Tectonic signatures in centimeter‐scale velocity‐porosity relationships of Costa Rica convergent margin sediments

Abstract

The Costa Rica convergent margin, investigated during Ocean Drilling Program Leg 170, offers a unique opportunity to compare the tectonic effects of rapid subduction on incoming oceanic sediments to their laterally equivalent underthrust counterparts and to terrestrially derived wedge materials. Elevated pressure laboratory measurements of ultrasonic compressional and shear wave velocity, and porosity, are used to examine the importance of tectonic, lithologic, and diagenetic controls on physical and elastic properties of sediments in these three key tectonic domains.
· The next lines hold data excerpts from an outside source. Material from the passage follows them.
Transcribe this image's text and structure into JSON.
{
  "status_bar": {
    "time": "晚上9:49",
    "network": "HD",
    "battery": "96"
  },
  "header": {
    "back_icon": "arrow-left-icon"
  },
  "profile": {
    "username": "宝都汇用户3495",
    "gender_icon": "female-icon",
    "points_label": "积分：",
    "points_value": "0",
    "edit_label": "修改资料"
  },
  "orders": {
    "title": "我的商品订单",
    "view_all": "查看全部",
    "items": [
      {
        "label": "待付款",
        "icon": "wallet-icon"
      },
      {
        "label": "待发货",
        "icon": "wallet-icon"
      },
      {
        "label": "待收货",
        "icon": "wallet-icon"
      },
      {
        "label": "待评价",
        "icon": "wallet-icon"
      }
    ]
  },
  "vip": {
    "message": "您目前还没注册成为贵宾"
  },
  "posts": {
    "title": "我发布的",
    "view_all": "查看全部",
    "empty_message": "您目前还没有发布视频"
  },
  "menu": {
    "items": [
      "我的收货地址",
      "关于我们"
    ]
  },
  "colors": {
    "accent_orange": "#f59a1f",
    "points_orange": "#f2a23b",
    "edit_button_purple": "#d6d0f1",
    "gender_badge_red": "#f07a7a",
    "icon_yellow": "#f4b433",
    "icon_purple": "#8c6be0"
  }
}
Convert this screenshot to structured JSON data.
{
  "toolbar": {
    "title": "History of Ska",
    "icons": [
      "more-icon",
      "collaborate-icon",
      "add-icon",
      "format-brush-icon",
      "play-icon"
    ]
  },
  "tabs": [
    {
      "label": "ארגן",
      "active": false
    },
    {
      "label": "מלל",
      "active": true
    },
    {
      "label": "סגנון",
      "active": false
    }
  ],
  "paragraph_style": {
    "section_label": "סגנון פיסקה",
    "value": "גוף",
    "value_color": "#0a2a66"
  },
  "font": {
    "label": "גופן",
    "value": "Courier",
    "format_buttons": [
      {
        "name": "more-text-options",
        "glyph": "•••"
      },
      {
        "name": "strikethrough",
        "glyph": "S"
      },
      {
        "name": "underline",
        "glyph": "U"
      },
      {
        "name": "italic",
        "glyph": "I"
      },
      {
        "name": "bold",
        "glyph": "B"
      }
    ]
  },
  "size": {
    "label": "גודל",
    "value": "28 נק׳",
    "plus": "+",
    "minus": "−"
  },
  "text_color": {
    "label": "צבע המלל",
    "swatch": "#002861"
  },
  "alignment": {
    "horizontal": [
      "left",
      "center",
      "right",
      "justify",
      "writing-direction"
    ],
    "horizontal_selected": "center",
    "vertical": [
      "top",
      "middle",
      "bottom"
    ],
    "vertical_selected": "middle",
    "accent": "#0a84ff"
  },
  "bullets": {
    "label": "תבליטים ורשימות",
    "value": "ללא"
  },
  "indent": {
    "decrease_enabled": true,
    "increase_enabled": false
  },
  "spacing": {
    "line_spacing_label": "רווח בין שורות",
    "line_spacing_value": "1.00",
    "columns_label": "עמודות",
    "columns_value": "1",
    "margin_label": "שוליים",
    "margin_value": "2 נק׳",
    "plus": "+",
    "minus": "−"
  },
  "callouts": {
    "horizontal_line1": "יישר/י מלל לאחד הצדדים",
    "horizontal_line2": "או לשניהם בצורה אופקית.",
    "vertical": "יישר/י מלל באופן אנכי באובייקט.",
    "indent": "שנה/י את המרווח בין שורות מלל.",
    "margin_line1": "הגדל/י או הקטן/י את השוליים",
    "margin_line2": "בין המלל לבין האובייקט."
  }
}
Depositional and stress path histories of the three domains, for example, can be distinguished by (1) trends of in situ velocity‐porosity (and derived measurements) correspondence and (2) the mechanical response of representative materials to isotropic consolidation. A compressional wave velocity‐porosity model, critical for the application of seismic imaging to margin‐wide physical property and mass balance estimates, is developed from the laboratory measurements and shown to be consistent with the information derived from LWD bulk density and migrated seismic reflection data. This consistency of the velocity‐porosity model over the large range of both frequency and length measurement scales is a key result, supporting the assertion that core and borehole physical property measurements can be extrapolated to larger domains. Finally, dewatering and overpressure effects, critical factors in subduction zone and fault process dynamics and increasingly common multiphase/converted wave imaging targets, are discussed in terms of laboratory‐estimated in situ compressional and shear wave velocity relationships.